Aşk, hayatın beklenmedik sürprizinde aldığın derin nefesin şaşkınlığı ile inişi ve çıkıșı olmayan zirveleri sarsar ve dahi cevabını hiç bilmediğin oraya nasıl çıktın sorusunu sorar!
Aşk, derinden bir sarsılmanın tam zamanına teşne titre ve kendine gel öyle mi? Hiç kusura bakma gelemem diyeceğimi biliyorsun ve biliyorsun ki sarsıntıyı sarsıntı sarsmaz diyeceğimi de. Öyle sarsar ki aklını başından almakla kalmaz ve daha fazlası ne dersen aşka öldüğünü görmek yetmez sürün der sürün!
Aşk, duygu aleminin tepe noktası biliyoruz ve alemin kurulușundan bu yana tırmanış devam ediyor. Kimi başlamadan, kimi yarı yolda, kimi tam varmak üzereyken netice alamaz. Bu yola baş koyup istediği tırmanışı gerçeklerip tepe noktasına yerleşebildiler mi? Şimdiye kadar ne duyan oldu ne de gören! Peki bazı duyumlar? Onlar efsane ya da günümüzün şehir efsaneleri...

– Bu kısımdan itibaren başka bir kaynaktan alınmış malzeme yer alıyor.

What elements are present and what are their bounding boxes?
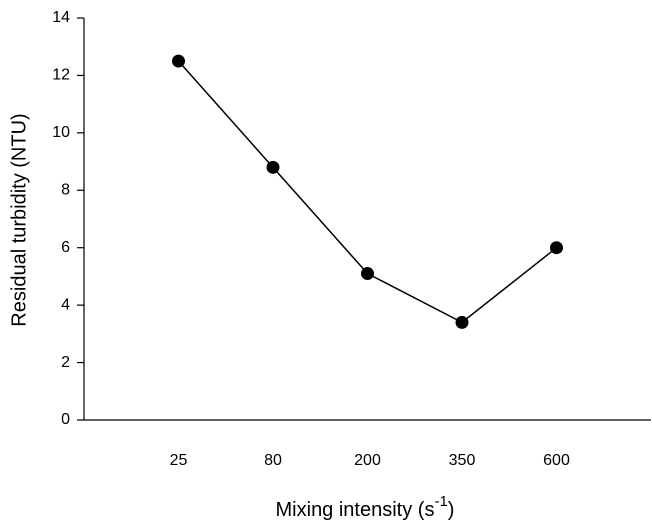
- data-point: [266, 160, 280, 174]
- x-tick-label: 200: [354, 452, 381, 469]
- y-tick-label: 0: [61, 411, 70, 428]
- data-point: [455, 315, 469, 329]
- x-tick-label: 600: [543, 452, 570, 469]
- y-tick-label: 8: [61, 182, 70, 199]
- x-tick-label: 80: [264, 452, 282, 469]
- y-tick-label: 6: [61, 239, 70, 256]
- data-point: [361, 267, 374, 281]
- y-tick-label: 4: [61, 296, 70, 313]
- x-axis-title: Mixing intensity (s-1): [276, 493, 455, 521]
- x-tick-label: 350: [449, 452, 476, 469]
- y-tick-label: 14: [52, 9, 70, 26]
- series-line: [177, 60, 557, 324]
- y-tick-label: 12: [52, 67, 70, 84]
- x-axis-title-main: Mixing intensity (s: [276, 499, 435, 521]
- x-axis-title-end: ): [448, 499, 455, 521]
- y-tick-label: 10: [52, 124, 70, 141]
- y-axis-title: Residual turbidity (NTU): [8, 113, 30, 326]
- data-point: [172, 54, 185, 68]
- data-point: [550, 241, 563, 255]
- x-axis-title-superscript: -1: [434, 493, 447, 510]
- x-tick-label: 25: [170, 452, 188, 469]
- y-tick-label: 2: [61, 354, 70, 371]
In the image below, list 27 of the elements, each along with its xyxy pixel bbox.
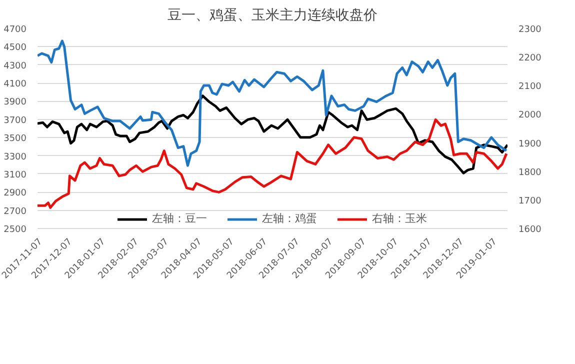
y2-tick-label: 2000 [518,110,542,121]
line-series [38,118,508,209]
y-tick-label: 2500 [4,225,27,235]
y-tick-label: 4500 [4,43,27,54]
y2-tick-label: 1600 [518,225,542,235]
y-tick-label: 2700 [4,206,27,217]
y-tick-label: 3100 [4,170,27,180]
chart-title: 豆一、鸡蛋、玉米主力连续收盘价 [168,8,378,24]
line-series [38,94,508,174]
y2-tick-label: 2200 [518,54,542,64]
legend-label: 右轴：玉米 [372,211,427,226]
y2-tick-label: 2300 [518,25,542,35]
y-tick-label: 3900 [4,98,27,108]
line-series [38,40,508,167]
y-tick-label: 3700 [4,116,27,126]
y2-tick-label: 1700 [518,196,542,206]
y-tick-label: 4100 [4,80,27,90]
y2-tick-label: 2100 [518,82,542,92]
y-tick-label: 2900 [4,188,27,199]
legend-label: 左轴：鸡蛋 [262,211,317,226]
y-tick-label: 3300 [4,152,27,162]
y2-tick-label: 1800 [518,168,542,178]
y-tick-label: 4700 [4,25,27,35]
y-tick-label: 3500 [4,134,27,144]
y2-tick-label: 1900 [518,139,542,150]
legend-label: 左轴：豆一 [152,211,207,226]
y-tick-label: 4300 [4,61,27,72]
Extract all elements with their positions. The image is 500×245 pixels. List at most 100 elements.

Aşka revan bir bahar daha istemek ne? Şimdi kavuştun diyelim bir bahara daha. Ne farkı var diğerlerinden? Evet, güzel günlerin çabuk geçtiği gibi o da geçiyor değil mi? O halde ne yapmalı bu sıradanlığa? Sen beşinci mevsimi zorla kristal düşlerinde ve bir rüyanın hikayesi oluver. Bu kadar kolay mı? Değil elbet lâkin sen zoru seversin hatta zorun zorunu da!
Aşk ile buraya kadar biraz anladım diyeceğin üzre nasıl anlatsam da nasıl anlasan, anlasan ya da hiç anlamasan yük sel'e kapılmış gidiyor!